Sonny Bill Williams aye. An easy place to start, but we'll add our bit of funk to it to keep it different. SBW bowed out of the NRL, he did so as only SBW can, giving his all and generally being awesome against the Bunnies. He'll go to rugby, wait he's probably already hopped on a plane, got the All Blacks playbook and is remembering how to hit a ruck. For some reason he's being rushed back in to the All Blacks set up, probably because he wants to. Strange.

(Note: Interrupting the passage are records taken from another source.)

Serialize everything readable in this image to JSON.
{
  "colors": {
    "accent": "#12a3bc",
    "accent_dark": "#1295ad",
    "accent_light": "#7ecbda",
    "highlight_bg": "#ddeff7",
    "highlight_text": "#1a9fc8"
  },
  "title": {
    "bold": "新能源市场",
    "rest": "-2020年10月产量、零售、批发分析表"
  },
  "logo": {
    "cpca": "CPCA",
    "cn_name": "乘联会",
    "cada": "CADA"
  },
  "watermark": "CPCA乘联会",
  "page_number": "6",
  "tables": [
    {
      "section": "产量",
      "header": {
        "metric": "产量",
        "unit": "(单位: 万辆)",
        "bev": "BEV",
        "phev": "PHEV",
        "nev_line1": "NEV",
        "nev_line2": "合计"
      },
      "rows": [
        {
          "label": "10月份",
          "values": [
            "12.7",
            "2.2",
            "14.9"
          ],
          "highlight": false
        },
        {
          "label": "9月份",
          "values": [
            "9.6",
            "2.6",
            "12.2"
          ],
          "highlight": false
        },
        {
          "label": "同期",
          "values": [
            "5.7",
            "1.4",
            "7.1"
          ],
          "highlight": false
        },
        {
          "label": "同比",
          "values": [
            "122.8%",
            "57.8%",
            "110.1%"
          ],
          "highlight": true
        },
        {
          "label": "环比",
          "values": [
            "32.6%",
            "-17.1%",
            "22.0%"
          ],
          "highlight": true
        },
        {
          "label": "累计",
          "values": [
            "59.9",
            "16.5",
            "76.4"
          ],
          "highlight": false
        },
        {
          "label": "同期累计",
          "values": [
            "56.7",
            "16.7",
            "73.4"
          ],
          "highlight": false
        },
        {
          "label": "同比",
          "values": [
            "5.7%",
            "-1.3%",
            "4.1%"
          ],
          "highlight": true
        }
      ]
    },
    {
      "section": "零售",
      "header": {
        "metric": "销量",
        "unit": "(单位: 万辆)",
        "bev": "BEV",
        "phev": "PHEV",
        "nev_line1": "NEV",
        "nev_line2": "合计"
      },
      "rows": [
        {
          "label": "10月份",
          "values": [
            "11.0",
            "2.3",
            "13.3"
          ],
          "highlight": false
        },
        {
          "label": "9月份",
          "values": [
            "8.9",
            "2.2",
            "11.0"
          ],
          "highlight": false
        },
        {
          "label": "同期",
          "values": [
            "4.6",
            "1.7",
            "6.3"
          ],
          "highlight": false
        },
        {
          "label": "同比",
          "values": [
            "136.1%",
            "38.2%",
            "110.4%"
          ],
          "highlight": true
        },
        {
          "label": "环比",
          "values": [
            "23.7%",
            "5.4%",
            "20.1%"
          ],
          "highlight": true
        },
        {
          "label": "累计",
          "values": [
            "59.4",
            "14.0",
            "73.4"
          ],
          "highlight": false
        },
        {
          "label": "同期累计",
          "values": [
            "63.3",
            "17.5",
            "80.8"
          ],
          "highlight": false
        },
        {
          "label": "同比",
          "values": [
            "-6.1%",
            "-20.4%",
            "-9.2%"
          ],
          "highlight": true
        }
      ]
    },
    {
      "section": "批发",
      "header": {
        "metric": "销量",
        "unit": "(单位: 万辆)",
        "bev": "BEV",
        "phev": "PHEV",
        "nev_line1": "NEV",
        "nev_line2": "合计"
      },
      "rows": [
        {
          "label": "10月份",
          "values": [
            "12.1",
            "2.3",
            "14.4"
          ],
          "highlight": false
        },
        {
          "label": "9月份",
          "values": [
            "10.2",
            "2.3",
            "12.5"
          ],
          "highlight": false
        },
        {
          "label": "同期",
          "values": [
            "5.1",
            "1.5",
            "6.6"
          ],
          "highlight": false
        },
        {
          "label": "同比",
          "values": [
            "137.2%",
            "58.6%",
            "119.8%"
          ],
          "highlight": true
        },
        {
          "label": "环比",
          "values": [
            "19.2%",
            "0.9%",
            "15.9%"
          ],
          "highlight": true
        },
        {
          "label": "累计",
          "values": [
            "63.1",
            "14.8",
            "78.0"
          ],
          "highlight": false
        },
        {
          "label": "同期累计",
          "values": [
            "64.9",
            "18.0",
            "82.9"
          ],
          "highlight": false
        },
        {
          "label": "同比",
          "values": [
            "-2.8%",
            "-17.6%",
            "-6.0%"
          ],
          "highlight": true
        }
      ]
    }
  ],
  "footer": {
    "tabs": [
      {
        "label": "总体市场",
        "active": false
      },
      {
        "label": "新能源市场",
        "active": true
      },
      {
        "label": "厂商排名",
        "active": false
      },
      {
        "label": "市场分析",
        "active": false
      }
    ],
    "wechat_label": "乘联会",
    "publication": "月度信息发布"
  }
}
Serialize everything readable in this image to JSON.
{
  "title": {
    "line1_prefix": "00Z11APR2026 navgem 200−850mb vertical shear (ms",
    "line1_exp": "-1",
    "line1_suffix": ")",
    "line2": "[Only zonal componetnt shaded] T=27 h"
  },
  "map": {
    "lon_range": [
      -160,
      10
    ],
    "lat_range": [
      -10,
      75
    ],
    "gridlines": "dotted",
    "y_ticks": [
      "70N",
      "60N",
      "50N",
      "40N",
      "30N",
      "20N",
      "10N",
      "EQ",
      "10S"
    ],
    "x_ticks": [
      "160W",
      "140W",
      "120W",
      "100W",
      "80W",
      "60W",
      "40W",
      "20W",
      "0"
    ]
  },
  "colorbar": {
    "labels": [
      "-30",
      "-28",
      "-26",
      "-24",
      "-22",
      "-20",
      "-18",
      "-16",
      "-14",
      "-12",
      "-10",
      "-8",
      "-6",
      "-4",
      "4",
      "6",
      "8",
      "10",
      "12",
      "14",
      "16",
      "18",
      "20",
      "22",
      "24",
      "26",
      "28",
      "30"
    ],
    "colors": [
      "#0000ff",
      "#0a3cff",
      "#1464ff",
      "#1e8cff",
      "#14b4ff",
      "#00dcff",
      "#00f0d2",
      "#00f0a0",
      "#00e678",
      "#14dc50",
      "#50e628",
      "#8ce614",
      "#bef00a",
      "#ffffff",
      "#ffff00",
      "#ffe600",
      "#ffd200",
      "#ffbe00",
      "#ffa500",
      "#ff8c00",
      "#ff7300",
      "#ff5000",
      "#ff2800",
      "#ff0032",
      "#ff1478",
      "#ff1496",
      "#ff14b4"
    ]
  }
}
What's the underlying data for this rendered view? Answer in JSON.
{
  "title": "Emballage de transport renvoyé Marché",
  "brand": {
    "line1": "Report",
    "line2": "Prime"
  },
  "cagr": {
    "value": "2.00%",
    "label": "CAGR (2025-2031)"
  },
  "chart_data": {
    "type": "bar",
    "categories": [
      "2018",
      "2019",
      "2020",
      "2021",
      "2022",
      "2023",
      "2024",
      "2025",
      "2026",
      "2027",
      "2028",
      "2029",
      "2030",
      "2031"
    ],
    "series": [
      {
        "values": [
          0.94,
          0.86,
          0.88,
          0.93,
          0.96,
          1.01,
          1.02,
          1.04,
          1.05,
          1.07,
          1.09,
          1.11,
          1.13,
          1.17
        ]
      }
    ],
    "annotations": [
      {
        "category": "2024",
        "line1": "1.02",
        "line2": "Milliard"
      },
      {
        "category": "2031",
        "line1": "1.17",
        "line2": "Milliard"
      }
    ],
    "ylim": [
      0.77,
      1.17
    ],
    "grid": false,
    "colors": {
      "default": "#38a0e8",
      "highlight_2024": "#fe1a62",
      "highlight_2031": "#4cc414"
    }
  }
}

What this kinda shows us though, is that there's a need for SBW in the black jersey, rather swiftly. Is there really though? I dunno, there's some pretty handy lads who can do a decent job for me, with Malakai Fekitoa leading that list followed by a pretty long list of All Black ready and future prospects in the wings. We're the great New Zealand for shit's sake! We've got rugby players lining up, ready to go just add some hot water. 

But there's SBW. Either SBW comes in and takes the place of a young gun, pushing him to the bench to chill for a minute (either maintain patience or get sick of waiting and head abroad and then receive criticism for doing so) or SBW chills out and people kick up a fuss about what a waste of time he and the process is. I get the slightest whiff of desperation. 

This is all only going to make the All Blacks midfield a murky river, full of mangroves and eels. It's going to get messy, I can see it and whether it's SBW, another player, the media or the public, someone will get their knickers in a twist. What happens if we turn to custard at the next World Cup? 

Hmm, at least SBW and Sam Burgess can continue their battle.